Sales of the Windows operating system installed on new computers declined 15 percent, as employers and consumers who had raced to upgrade laptops and other devices during the pandemic’s work-from-home boom returned to more regular buying patterns. Amy Hood, Microsoft’s finance chief, said the slowdown in consumer PC sales that started in September would continue through June.

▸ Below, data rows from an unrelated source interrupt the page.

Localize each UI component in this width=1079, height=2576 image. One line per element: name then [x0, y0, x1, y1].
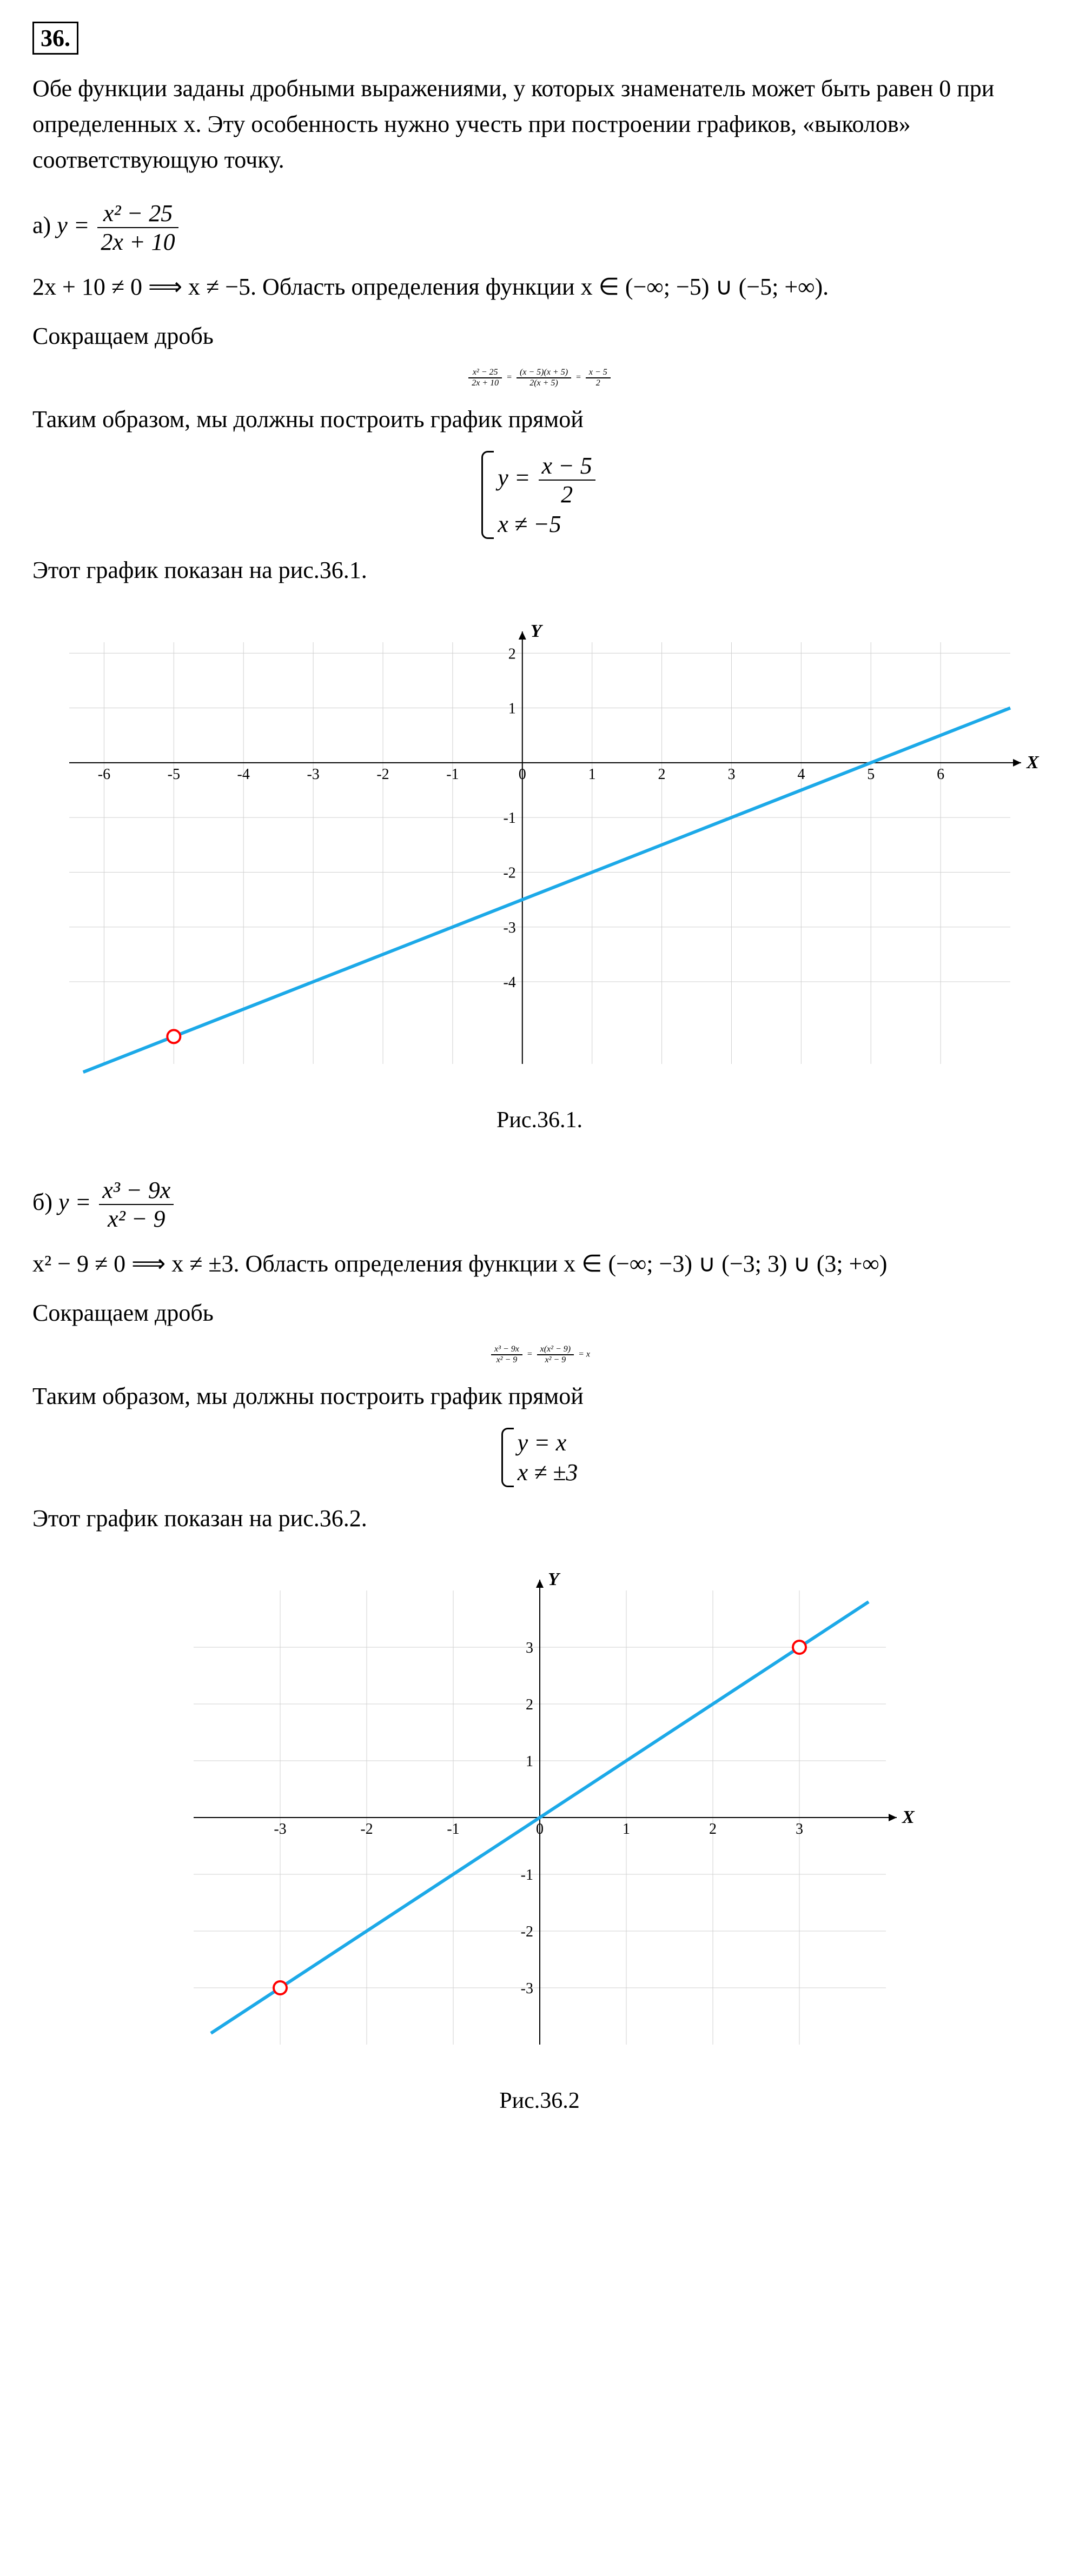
- system-b-row2: x ≠ ±3: [518, 1457, 578, 1487]
- reduce-a-f2: (x − 5)(x + 5) 2(x + 5): [517, 368, 571, 388]
- reduce-a-f3-den: 2: [586, 378, 611, 388]
- part-b-graph-ref: Этот график показан на рис.36.2.: [32, 1501, 1047, 1536]
- reduce-b-f2: x(x² − 9) x² − 9: [537, 1344, 574, 1365]
- svg-text:2: 2: [526, 1696, 533, 1713]
- reduce-a-f2-den: 2(x + 5): [517, 378, 571, 388]
- part-b-reduce-formula: x³ − 9x x² − 9 = x(x² − 9) x² − 9 = x: [32, 1344, 1047, 1365]
- svg-text:3: 3: [796, 1821, 803, 1838]
- part-a-domain: 2x + 10 ≠ 0 ⟹ x ≠ −5. Область определени…: [32, 269, 1047, 305]
- part-a-func-num: x² − 25: [97, 199, 178, 228]
- sys-a-r1-den: 2: [539, 481, 595, 508]
- svg-text:X: X: [902, 1807, 915, 1827]
- part-a-label: а) y = x² − 25 2x + 10: [32, 199, 1047, 256]
- system-b-row1: y = x: [518, 1428, 578, 1457]
- svg-text:4: 4: [797, 766, 805, 783]
- reduce-b-f2-den: x² − 9: [537, 1355, 574, 1365]
- reduce-b-f2-num: x(x² − 9): [537, 1344, 574, 1355]
- svg-text:-4: -4: [237, 766, 249, 783]
- system-a-row1: y = x − 5 2: [498, 451, 597, 509]
- sys-a-r1-frac: x − 5 2: [539, 452, 595, 508]
- part-b-func-den: x² − 9: [99, 1205, 174, 1233]
- svg-text:1: 1: [526, 1753, 533, 1770]
- svg-text:0: 0: [518, 766, 526, 783]
- svg-text:2: 2: [709, 1821, 717, 1838]
- svg-text:-4: -4: [503, 974, 515, 991]
- part-b-func-num: x³ − 9x: [99, 1176, 174, 1205]
- svg-text:1: 1: [588, 766, 595, 783]
- part-a-func-frac: x² − 25 2x + 10: [97, 199, 178, 256]
- svg-text:-1: -1: [503, 810, 515, 827]
- reduce-b-result: = x: [578, 1350, 590, 1359]
- svg-text:-3: -3: [503, 920, 515, 936]
- svg-text:1: 1: [623, 1821, 630, 1838]
- part-a-func-den: 2x + 10: [97, 228, 178, 256]
- reduce-a-f1: x² − 25 2x + 10: [468, 368, 502, 388]
- part-b-conclude: Таким образом, мы должны построить графи…: [32, 1379, 1047, 1414]
- part-a-system: y = x − 5 2 x ≠ −5: [32, 451, 1047, 539]
- equals-2: =: [575, 373, 584, 382]
- chart1-container: X Y -6 -5 -4 -3 -2 -1 0 1 2 3 4 5 6 -4 -3 -2 -1 1 2 Рис.36.1…: [32, 610, 1047, 1133]
- reduce-a-f1-num: x² − 25: [468, 368, 502, 378]
- reduce-a-f3-num: x − 5: [586, 368, 611, 378]
- system-a: y = x − 5 2 x ≠ −5: [481, 451, 597, 539]
- part-a-letter: а): [32, 212, 51, 238]
- equals-1: =: [506, 373, 514, 382]
- svg-text:-1: -1: [447, 1821, 459, 1838]
- reduce-a-f3: x − 5 2: [586, 368, 611, 388]
- svg-text:2: 2: [508, 645, 515, 662]
- part-a-conclude: Таким образом, мы должны построить графи…: [32, 402, 1047, 437]
- svg-text:-2: -2: [503, 864, 515, 881]
- chart2-svg: X Y -3 -2 -1 0 1 2 3 -3 -2 -1 1 2 3: [161, 1558, 918, 2077]
- svg-text:1: 1: [508, 701, 515, 717]
- svg-text:0: 0: [536, 1821, 544, 1838]
- svg-text:-2: -2: [376, 766, 389, 783]
- part-b-label: б) y = x³ − 9x x² − 9: [32, 1176, 1047, 1233]
- svg-text:Y: Y: [530, 621, 543, 641]
- chart1-caption: Рис.36.1.: [32, 1107, 1047, 1133]
- part-a-reduce-label: Сокращаем дробь: [32, 318, 1047, 354]
- svg-text:-2: -2: [520, 1923, 533, 1940]
- sys-a-r1-num: x − 5: [539, 452, 595, 481]
- system-b: y = x x ≠ ±3: [501, 1428, 578, 1487]
- chart1-svg: X Y -6 -5 -4 -3 -2 -1 0 1 2 3 4 5 6 -4 -3 -2 -1 1 2: [37, 610, 1043, 1096]
- svg-text:5: 5: [867, 766, 875, 783]
- sys-a-r1-lhs: y =: [498, 464, 530, 491]
- problem-number: 36.: [32, 22, 78, 55]
- svg-text:3: 3: [727, 766, 735, 783]
- part-b-func-frac: x³ − 9x x² − 9: [99, 1176, 174, 1233]
- part-b-letter: б): [32, 1189, 52, 1215]
- svg-text:-5: -5: [167, 766, 180, 783]
- reduce-b-f1-num: x³ − 9x: [491, 1344, 522, 1355]
- chart2-caption: Рис.36.2: [32, 2088, 1047, 2114]
- part-b-func-lhs: y =: [58, 1189, 91, 1215]
- svg-text:Y: Y: [548, 1569, 561, 1589]
- svg-text:2: 2: [658, 766, 665, 783]
- svg-text:-1: -1: [446, 766, 459, 783]
- part-a-graph-ref: Этот график показан на рис.36.1.: [32, 553, 1047, 588]
- intro-text: Обе функции заданы дробными выражениями,…: [32, 71, 1047, 178]
- reduce-a-f1-den: 2x + 10: [468, 378, 502, 388]
- svg-text:-3: -3: [520, 1980, 533, 1997]
- svg-text:X: X: [1026, 753, 1040, 773]
- svg-text:-2: -2: [360, 1821, 373, 1838]
- part-b-domain: x² − 9 ≠ 0 ⟹ x ≠ ±3. Область определения…: [32, 1246, 1047, 1282]
- svg-text:3: 3: [526, 1640, 533, 1656]
- part-b-system: y = x x ≠ ±3: [32, 1428, 1047, 1487]
- part-a-func-lhs: y =: [57, 212, 89, 238]
- reduce-a-f2-num: (x − 5)(x + 5): [517, 368, 571, 378]
- svg-text:-1: -1: [520, 1867, 533, 1883]
- reduce-b-f1: x³ − 9x x² − 9: [491, 1344, 522, 1365]
- svg-text:6: 6: [937, 766, 944, 783]
- chart2-container: X Y -3 -2 -1 0 1 2 3 -3 -2 -1 1 2 3 Рис.36.2: [32, 1558, 1047, 2114]
- svg-text:-3: -3: [307, 766, 319, 783]
- equals-b1: =: [527, 1350, 535, 1359]
- system-a-row2: x ≠ −5: [498, 509, 597, 539]
- part-b-reduce-label: Сокращаем дробь: [32, 1295, 1047, 1331]
- part-a-reduce-formula: x² − 25 2x + 10 = (x − 5)(x + 5) 2(x + 5…: [32, 368, 1047, 388]
- svg-text:-3: -3: [274, 1821, 286, 1838]
- svg-text:-6: -6: [97, 766, 110, 783]
- reduce-b-f1-den: x² − 9: [491, 1355, 522, 1365]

Revenue from Azure, the company’s flagship cloud computing product, increased 35 percent, or 42 percent without currency fluctuations, slightly below what the company had told investors to expect. Azure’s revenue is largely driven by consumption, meaning that it rises as customers actually use the cloud offerings more. The results, and recent deal announcements, show that large corporate customers are continuing to move work to the cloud, though Ms. Hood said investors should expect Azure’s growth to slow another five percentage points in the current quarter.
Microsoft has succeeded in getting businesses to buy and upgrade subscriptions for suites of security services and products like Excel and Teams. The company raised the list prices of such product suites earlier this year and has pushed its premium offerings. In doing so, Microsoft has increased its revenue per user, which is “an enduring growth driver,” analysts at Bank of America recently wrote.
Overall revenue for Microsoft’s commercial Office 365 subscriptions rose 11 percent.
“A difficult economic environment is going to slow growth, no question, but it also gives them an opportunity to sell a really high value bundle of products,” said Brad Reback, an analyst at the investment bank Stifel.
The company is also seeing the pandemic-fueled boom in gaming slowly deflate, as sales from Xbox games fell 3 percent.
Ms. Hood said Microsoft was still investing in key areas, though it was keeping an eye on expenses and expected not to grow its employee head count in the quarter.